The duo eventually moved to England in the early 1980s. They ended up living in London with fellow Antipodean expat Nick Cave and his band The Birthday Party, then at the height of their heroin-fuelled debauchery. After a peculiar, squawking debut album, Send Me A Lullaby, The Go-Betweens went on to make a string of remarkable guitar-pop records throughout the 1980s, on which intelligent, literate lyrics were perfectly balanced by a gorgeous melodic sense.

Their songwriting styles seemed to reflect their differing personalities. McLennan wrote warm, tender songs tinged with nostalgia: the luscious Bye Bye Pride and his incredible meditation on his rural childhood, Cattle And Cane. Forster came up with darkly brooding tracks in which nervous outsiders noted that life rarely lived up to one's romantic expectations and the traffic lights on the street of love invariably turned red. Even Forster's most commercial song, the sun-dappled near-hit Streets Of Your Town, was about domestic violence.

Talking about the band's initial demise further emphasises the duo's odd-couple differences. McLennan chuckles as he discusses their 1989 split and subsequent re-formation, 11 years later: "The Time Off, as it's officially called. Other bands might call it rehab."

The Go-Betweens' failure to become superstars is part of their legend. Despite the commerciality of their records, a brief flirtation with a major label in the mid-1980s came to nothing ("We were a neck-and-neck priority with Madonna for about a minute," says McLennan). But the phrase "critically acclaimed" clings to The Go-Betweens as if part of their name. After some thought, McLennan can recall a solitary bad review in three decades: "I think we got slammed in Rolling Stone once." More often, each new offering inspired journalistic hysteria.

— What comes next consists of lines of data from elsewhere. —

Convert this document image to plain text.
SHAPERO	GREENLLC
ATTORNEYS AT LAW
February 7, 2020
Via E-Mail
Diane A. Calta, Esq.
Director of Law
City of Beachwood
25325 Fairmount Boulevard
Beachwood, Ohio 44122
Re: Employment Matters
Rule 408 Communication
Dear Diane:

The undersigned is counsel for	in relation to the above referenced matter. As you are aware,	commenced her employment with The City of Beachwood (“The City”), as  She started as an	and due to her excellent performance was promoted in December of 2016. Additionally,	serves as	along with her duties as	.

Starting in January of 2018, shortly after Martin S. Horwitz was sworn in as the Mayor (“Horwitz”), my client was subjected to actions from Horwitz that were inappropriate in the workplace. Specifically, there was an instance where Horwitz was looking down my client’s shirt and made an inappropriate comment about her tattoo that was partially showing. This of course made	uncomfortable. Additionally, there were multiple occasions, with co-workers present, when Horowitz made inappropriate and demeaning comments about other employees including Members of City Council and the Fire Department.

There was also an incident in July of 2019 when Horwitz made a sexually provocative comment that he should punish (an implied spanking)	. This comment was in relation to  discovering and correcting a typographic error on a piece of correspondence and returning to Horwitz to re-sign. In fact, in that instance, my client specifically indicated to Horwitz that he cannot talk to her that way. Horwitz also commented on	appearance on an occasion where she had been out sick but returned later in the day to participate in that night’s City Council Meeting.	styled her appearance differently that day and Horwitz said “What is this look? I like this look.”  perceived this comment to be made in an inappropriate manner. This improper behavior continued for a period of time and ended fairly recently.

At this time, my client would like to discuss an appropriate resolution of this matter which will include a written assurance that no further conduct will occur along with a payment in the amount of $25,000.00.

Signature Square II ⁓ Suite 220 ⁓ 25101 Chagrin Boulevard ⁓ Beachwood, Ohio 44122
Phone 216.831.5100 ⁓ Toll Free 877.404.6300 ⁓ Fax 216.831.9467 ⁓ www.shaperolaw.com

Not a word of it translated into commercial success. The band's initial split was precipitated not just by the usual artistic differences and personal conflicts but also by penury. "We were broke," says Forster. "We had made all these records and we were still scratching around for $1,500 a week to pay wages."

Forster's former girlfriend Lindy Morrison quit as the band's drummer with a doleful epitaph: "The only people who liked us were a fistful of wanky journalists and some students." McLennan looks a bit put out when reminded of the quote. "There's a certain amount of truth in it. It's no more glib or unhelpful than some of Robert's statements about us not being able to do a greatest-hits album because we didn't have any hits." McLennan says they would trade critical acclaim for commercial success at the drop of a hat. Forster agrees. "I adore critical acclaim. But commercial success would lead us into new pastures. Suddenly, I would wake up and the whole set would change." His face becomes wistful. "Limousines, five-star hotels, a new experience. We could earn so much money that we could go back to being critically acclaimed later."

There is the faintest suggestion that such a Faustian pact might not be necessary. McLennan and Forster reactivated the name The Go-Betweens in 2000, after a decade of solo projects and inevitable critical acclaim. Perhaps uniquely in a world of disappointing re-formations, McLennan and Forster reconvened on top form. Their current album, Bright Yellow Bright Orange, is set to be their biggest seller. Such things are relative, but this is still an unexpected Indian summer.

McLennan and Forster agree that The Go-Betweens fit in better now than in the 1980s. "I think the climate now is a lot better," says Forster. "Bob Dylan's back on form, Lee Hazlewood's being reappraised. That wasn't happening in 1989. I feel more part of things now than at any time." And with that he picks up his carrier bag of Kaliber and leaves. As he walks towards the hotel's reception area, the members of a minor indie band gawp at his suit. Twenty-five years on, it seems, The Go-Betweens still stand out.